The influence of central corneal thickness and corneal biomechanics in glaucoma
Article first published online: 23 SEP 2010
2010 Acta Ophthalmologica
Special Issue: Abstracts from the 2010 European Association for Vision and Eye Research Conference
Volume 88, Issue Supplement s246, page 0, September 2010
How to Cite
LAM, F., LI YIM, J. and MONTGOMERY, D. (2010), The influence of central corneal thickness and corneal biomechanics in glaucoma. Acta Ophthalmologica, 88: 0. doi: 10.1111/j.1755-3768.2010.2352.x
- Issue published online: 23 SEP 2010
- Article first published online: 23 SEP 2010
- Cited By
Purpose To look at the impact that central corneal thickness and corneal biomechanics can have on intraocular pressure (IOP) measurements and their effect on visual fields.
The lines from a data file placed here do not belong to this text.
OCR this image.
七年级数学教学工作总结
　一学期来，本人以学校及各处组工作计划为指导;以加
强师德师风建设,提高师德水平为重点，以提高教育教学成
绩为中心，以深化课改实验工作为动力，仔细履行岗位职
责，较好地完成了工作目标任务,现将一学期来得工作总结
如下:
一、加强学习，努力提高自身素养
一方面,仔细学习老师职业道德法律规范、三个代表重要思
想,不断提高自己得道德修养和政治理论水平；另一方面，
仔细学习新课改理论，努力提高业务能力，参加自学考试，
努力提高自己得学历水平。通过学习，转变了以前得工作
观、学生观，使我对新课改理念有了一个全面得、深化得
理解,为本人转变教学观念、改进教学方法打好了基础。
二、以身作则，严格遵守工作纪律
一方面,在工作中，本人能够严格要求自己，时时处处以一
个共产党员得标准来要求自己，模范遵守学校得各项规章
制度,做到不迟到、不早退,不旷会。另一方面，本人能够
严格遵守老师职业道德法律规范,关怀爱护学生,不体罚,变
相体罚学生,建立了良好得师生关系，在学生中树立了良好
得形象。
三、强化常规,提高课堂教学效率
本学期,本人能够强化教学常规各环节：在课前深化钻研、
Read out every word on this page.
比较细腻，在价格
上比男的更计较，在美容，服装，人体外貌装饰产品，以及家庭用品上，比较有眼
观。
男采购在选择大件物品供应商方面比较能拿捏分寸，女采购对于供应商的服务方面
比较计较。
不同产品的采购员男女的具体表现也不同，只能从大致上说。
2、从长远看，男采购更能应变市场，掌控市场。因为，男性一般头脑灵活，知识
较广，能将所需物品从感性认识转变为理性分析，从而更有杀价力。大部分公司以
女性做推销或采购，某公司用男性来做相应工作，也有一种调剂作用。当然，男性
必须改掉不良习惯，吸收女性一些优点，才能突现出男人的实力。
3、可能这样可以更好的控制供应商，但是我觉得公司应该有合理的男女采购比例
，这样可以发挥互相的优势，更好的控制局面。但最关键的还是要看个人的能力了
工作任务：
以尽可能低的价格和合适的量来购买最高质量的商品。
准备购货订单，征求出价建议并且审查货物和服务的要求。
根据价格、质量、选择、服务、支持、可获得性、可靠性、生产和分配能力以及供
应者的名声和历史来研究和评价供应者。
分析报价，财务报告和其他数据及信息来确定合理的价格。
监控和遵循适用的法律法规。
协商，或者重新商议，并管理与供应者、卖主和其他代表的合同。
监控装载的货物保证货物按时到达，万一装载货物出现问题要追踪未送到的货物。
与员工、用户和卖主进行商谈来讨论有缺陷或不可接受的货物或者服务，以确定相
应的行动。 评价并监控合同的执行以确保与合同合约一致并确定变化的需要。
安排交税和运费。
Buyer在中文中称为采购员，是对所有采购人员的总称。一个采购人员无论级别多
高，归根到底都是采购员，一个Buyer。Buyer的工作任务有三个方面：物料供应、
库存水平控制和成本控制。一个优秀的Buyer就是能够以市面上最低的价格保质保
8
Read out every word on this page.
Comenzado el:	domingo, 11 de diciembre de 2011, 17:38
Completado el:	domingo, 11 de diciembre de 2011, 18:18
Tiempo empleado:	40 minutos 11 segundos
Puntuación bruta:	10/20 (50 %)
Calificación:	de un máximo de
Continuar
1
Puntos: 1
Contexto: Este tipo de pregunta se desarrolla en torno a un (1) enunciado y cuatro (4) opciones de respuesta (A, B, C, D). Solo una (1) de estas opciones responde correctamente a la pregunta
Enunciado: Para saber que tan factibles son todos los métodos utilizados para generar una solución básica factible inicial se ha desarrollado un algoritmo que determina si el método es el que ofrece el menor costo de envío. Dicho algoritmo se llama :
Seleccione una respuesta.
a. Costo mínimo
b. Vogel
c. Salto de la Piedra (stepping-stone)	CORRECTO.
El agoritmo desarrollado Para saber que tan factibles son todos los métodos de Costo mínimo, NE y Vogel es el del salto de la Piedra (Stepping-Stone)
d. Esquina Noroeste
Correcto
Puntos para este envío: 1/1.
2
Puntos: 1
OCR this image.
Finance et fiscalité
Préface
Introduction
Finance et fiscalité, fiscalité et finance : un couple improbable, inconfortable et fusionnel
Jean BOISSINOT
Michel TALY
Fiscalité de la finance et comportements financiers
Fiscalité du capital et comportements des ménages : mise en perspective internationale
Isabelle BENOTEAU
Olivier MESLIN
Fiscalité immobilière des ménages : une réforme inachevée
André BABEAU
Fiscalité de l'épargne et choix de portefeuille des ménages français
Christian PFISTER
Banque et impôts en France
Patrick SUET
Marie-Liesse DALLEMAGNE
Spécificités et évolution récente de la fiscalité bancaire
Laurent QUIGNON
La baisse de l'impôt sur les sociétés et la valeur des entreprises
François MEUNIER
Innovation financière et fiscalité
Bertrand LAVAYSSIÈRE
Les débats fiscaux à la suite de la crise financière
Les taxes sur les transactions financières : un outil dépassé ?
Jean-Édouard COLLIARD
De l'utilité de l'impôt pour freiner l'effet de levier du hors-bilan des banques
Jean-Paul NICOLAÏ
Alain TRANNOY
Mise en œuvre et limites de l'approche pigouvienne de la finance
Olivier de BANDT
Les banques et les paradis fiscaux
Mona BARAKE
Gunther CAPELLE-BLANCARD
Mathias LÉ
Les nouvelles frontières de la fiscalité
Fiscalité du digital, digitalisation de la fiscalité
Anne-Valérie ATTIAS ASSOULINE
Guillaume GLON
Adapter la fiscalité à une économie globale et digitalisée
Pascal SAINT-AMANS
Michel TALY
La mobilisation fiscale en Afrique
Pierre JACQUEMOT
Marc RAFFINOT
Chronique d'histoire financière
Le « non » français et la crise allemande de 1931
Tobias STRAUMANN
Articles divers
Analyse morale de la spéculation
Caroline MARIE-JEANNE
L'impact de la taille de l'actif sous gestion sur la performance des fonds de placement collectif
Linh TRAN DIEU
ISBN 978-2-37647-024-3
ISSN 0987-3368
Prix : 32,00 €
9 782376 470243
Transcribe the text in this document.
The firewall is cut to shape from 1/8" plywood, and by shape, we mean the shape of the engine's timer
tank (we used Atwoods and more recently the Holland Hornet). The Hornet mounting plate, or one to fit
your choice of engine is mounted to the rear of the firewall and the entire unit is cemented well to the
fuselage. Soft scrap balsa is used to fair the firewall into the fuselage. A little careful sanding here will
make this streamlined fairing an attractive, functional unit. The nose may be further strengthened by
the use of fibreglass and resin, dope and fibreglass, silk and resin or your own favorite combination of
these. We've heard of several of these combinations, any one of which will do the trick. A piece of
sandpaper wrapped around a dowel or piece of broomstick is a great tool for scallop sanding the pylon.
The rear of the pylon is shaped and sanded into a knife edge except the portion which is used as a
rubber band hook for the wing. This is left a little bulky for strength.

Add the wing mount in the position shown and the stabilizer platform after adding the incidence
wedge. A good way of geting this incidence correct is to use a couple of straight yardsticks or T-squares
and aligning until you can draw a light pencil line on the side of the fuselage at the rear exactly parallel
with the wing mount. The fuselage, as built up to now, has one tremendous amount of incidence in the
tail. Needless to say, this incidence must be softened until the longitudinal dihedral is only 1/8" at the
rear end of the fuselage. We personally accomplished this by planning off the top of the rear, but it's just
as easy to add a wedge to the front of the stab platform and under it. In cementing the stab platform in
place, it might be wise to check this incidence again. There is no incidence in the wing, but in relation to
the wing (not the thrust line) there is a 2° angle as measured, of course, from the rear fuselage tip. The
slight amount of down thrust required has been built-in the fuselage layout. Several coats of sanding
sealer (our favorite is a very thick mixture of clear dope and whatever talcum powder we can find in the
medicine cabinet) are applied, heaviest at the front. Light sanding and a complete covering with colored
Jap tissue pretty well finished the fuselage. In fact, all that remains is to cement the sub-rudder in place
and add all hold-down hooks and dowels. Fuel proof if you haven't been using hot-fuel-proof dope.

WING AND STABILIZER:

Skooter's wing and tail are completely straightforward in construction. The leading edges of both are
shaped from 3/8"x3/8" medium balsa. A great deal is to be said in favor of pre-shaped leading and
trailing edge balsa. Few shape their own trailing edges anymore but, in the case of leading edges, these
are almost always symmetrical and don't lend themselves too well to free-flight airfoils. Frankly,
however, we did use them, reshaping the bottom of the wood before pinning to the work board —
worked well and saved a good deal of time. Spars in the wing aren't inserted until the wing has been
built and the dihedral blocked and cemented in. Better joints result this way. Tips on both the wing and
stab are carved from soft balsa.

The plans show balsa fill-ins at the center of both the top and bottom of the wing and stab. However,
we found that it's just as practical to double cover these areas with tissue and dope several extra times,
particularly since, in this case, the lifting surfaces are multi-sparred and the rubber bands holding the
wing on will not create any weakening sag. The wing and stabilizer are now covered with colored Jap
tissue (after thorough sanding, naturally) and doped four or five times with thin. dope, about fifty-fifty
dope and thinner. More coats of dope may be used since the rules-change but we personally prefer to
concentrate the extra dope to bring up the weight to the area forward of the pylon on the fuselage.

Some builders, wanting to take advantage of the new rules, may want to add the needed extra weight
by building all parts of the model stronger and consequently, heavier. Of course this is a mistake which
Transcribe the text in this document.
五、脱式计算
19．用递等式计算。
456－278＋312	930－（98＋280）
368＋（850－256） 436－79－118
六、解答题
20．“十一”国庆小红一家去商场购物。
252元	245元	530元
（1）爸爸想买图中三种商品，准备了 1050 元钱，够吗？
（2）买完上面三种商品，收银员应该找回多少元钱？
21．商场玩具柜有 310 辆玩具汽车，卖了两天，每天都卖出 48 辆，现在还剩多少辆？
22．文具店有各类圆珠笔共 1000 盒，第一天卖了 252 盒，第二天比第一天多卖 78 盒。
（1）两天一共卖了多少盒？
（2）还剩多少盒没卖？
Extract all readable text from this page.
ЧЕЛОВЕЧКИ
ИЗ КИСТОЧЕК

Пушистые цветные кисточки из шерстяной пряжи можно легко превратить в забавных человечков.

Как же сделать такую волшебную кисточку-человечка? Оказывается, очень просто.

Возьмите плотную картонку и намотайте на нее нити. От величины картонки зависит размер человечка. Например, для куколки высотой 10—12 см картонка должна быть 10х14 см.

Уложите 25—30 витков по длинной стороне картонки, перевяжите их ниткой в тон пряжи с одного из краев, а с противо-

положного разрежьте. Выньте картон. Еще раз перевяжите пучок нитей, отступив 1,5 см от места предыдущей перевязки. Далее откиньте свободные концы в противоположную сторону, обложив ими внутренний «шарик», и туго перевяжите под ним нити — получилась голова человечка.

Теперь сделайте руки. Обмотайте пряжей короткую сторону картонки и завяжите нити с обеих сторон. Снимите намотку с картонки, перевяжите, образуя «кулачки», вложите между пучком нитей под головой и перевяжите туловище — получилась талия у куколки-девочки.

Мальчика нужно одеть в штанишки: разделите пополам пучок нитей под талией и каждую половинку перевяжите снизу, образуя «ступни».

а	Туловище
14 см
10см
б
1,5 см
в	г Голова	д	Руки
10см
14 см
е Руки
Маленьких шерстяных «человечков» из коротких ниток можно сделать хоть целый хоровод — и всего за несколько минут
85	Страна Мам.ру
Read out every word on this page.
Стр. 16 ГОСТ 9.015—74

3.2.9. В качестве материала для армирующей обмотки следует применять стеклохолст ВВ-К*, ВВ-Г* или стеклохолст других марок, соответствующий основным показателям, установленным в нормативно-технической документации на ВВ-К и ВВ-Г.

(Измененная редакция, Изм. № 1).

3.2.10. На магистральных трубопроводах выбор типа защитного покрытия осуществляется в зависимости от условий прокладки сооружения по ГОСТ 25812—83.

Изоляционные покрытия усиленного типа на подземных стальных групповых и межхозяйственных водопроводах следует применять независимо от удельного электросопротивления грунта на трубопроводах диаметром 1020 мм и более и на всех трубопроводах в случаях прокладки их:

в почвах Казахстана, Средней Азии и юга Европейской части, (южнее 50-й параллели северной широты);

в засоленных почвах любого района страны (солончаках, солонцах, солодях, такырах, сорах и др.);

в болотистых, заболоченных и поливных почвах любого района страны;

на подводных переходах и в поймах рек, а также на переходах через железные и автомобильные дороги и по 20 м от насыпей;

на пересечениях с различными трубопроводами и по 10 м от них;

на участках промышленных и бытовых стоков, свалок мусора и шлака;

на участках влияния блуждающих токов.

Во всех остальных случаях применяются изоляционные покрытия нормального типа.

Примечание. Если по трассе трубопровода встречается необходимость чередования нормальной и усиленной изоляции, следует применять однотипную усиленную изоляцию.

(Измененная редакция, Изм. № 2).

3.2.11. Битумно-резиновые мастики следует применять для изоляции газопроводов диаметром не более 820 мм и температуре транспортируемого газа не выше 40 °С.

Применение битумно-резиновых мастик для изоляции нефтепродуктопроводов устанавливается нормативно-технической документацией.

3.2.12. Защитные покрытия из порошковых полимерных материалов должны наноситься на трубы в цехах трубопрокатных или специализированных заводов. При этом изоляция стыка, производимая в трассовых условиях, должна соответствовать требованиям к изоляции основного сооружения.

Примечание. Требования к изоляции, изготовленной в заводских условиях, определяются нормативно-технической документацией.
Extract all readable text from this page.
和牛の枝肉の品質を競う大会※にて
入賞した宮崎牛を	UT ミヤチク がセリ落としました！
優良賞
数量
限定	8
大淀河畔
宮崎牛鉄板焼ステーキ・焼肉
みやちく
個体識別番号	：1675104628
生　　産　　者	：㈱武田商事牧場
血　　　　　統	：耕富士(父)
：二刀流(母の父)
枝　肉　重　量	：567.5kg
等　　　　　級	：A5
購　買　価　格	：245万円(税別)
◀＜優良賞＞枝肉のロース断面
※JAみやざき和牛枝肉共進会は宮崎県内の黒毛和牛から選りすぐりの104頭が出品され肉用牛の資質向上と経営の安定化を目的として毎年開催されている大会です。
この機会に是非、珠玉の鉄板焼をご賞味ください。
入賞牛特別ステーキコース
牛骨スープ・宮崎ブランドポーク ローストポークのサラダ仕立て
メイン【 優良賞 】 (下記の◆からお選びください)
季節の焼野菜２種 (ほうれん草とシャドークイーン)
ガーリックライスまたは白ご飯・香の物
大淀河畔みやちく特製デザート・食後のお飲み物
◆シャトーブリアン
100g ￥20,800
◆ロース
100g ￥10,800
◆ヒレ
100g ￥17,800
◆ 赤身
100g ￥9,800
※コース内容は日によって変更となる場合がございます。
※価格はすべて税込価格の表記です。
Methods Written and informed consent from patients and guidance from the local research ethics committee was obtained. Ocular diagnoses and ocular medications were recorded. IOPs were recorded using Goldmann applanation tonometry (GAT)followed by dynamic contour tonometry with the Pascal tonometer. Central corneal thickness(CCT) was measured using ultrasound. Visual fields were recorded using Humphries perimetry. Bland-Altman plots were used to compare the 2 methods.
Results 92 eyes of 46 patients were included. Median CCT 556µm(range:427µm-634µm). Despite a good correlation of the IOP measurements usin the two different techniques(r=0.7; p< 0.01), there was a significant difference in limits of agreement(LOA) of DCT to GAT on the Bland-Altman analysis. The LOA was 8.6mmHg to -4.8mmHg with a mean bias of 1.9mmHg. This persisted even after correction for CCT. Ocular hypertensives had a wider LOA than glaucoma patients.
Conclusion DCT IOP measurements can be significantly different from GAT IOPs even after taking into account central corneal thickness. Compared to CCT, corneal hysteresis appears to have a greater impact on IOP measurements. This could have important prognostic implications.